The main factors that could, individually or collectively, lead to the Outlook being revised to back down to Stable from Positive are:
- Re-emergence of external financing pressures or increased macroeconomic instability, for example stemming from failure to agree on an IMF program or delays to disbursements from it.
- External or political/geopolitical shocks that weaken the macroeconomic performance and Ukraine’s fiscal and external position.

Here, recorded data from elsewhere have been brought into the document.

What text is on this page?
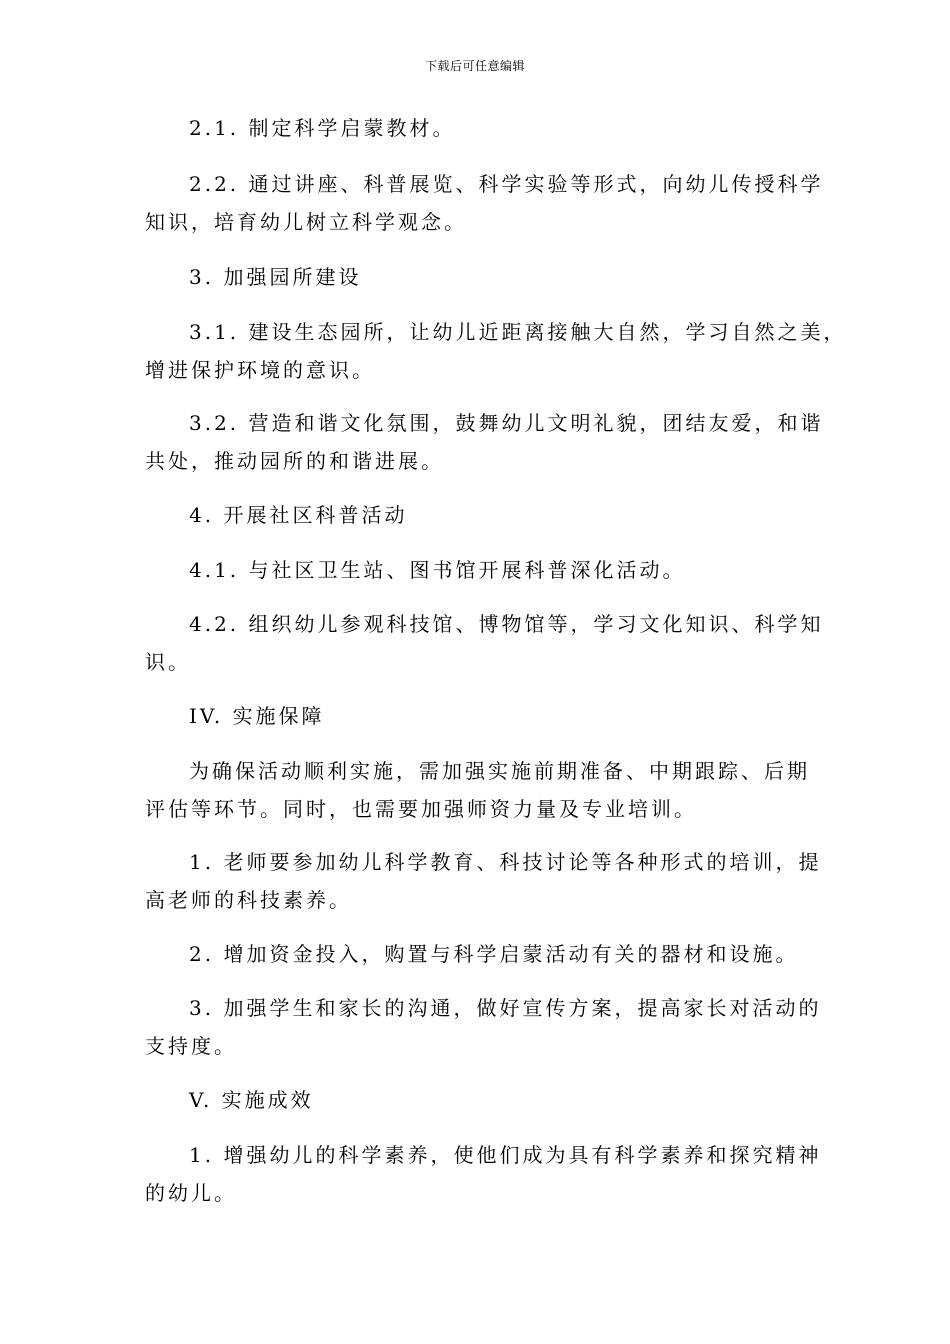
下载后可任意编辑
2.1. 制定科学启蒙教材。
2.2. 通过讲座、科普展览、科学实验等形式，向幼儿传授科学
知识，培育幼儿树立科学观念。
3. 加强园所建设
3.1. 建设生态园所，让幼儿近距离接触大自然，学习自然之美，
增进保护环境的意识。
3.2. 营造和谐文化氛围，鼓舞幼儿文明礼貌，团结友爱，和谐
共处，推动园所的和谐进展。
4. 开展社区科普活动
4.1. 与社区卫生站、图书馆开展科普深化活动。
4.2. 组织幼儿参观科技馆、博物馆等，学习文化知识、科学知
识。
IV. 实施保障
为确保活动顺利实施，需加强实施前期准备、中期跟踪、后期
评估等环节。同时，也需要加强师资力量及专业培训。
1. 老师要参加幼儿科学教育、科技讨论等各种形式的培训，提
高老师的科技素养。
2. 增加资金投入，购置与科学启蒙活动有关的器材和设施。
3. 加强学生和家长的沟通，做好宣传方案，提高家长对活动的
支持度。
V. 实施成效
1. 增强幼儿的科学素养，使他们成为具有科学素养和探究精神
的幼儿。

- Failure to improve standards of governance, raise economic growth prospects or reduce the public debt/GDP ratio.

Commentary
Ukraine’s ratings upgrade follows strong 2Q economic growth of 4.6% and comes as no surprise after the country’s Eurobonds rallied sharply over the past two months. Ukraine’s state and state guaranteed debt amounted to USD 82.4bn as of Jul 31. The Finance Ministry estimated that UAH 83bn (USD 3.3bn) would be spent on debt servicing and repayment by the year end, with the lion’s share of this figure in UAH-denominated redemptions; UAH debt can be smoothly refinanced by placement of new domestic bonds. Meanwhile, for the 2020-2022 period, total debt payments are estimated at UAH 898bn (USD 36bn at the current UAH/USD rate). Payments on foreign debt are scheduled at around USD 20bn in the next three years, which means that Kyiv will definitely need to access to international markets for refinancing and also will need support from Western donors, especially the IMF.